Mr. Panditha said, “The former government did not think of the consequences that will arise after handing over the construction contracts to Chinese companies. The government only looked at the way that somehow the projects must be completed with or without using quality products. Locally manufactured cables and other equipment were not considered at all.” The Chinese companies imported their own equipment which is fairly very cheap just like other Chinese products, he added.

He also noted that Sri Lanka’s cable manufacturing technology is far ahead from where it was and priority was not given for locally manufactured products since they were expensive. Due to high production costs the companies have to keep a profit margin and sell the products.

ACL, Kelani and Sierra Cables are the top three players in the industry whereas ACL and Kelani Cables have the largest market share. All three companies manufacture high quality low voltage cables. The cable industry is heavily dependent on prices of imported raw materials as well as a stable exchange rate in managing operational costs. The declining trend in global material prices is unlikely to continue beyond the near term and therefore the challenge will be to control locally incurred costs, in particular labour and electricity costs, which will be essential to sustain the steady momentum in value addition, said Mr. Panditha.

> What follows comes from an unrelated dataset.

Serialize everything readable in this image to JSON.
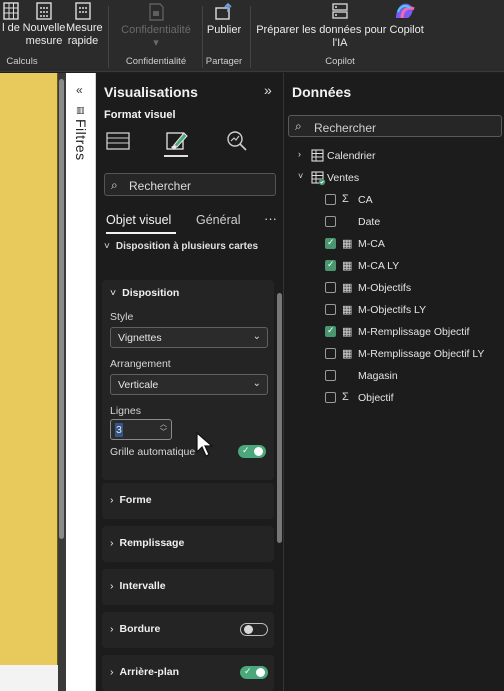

Mr. Panditha also mentioned that value addition for cables is very small in Sri Lanka to make it an export oriented product. There is a boom in the construction industry in Sri Lanka. Indian contractors and property developers in Sri Lanka purchase local products. “The foreign contractor should buy the local material,” he urged.

The company also announced its unaudited interim financial statements for the nine months ended 31st December 2014 reflecting strong profit growth.

Pre-tax profits for the period amounted to Rs. 375 million, sharply up by over 800 per cent from the corresponding period in 2013. Post-tax profits grew in tandem to reach Rs. 334 million, up 709.8 per cent from the corresponding period in 2013.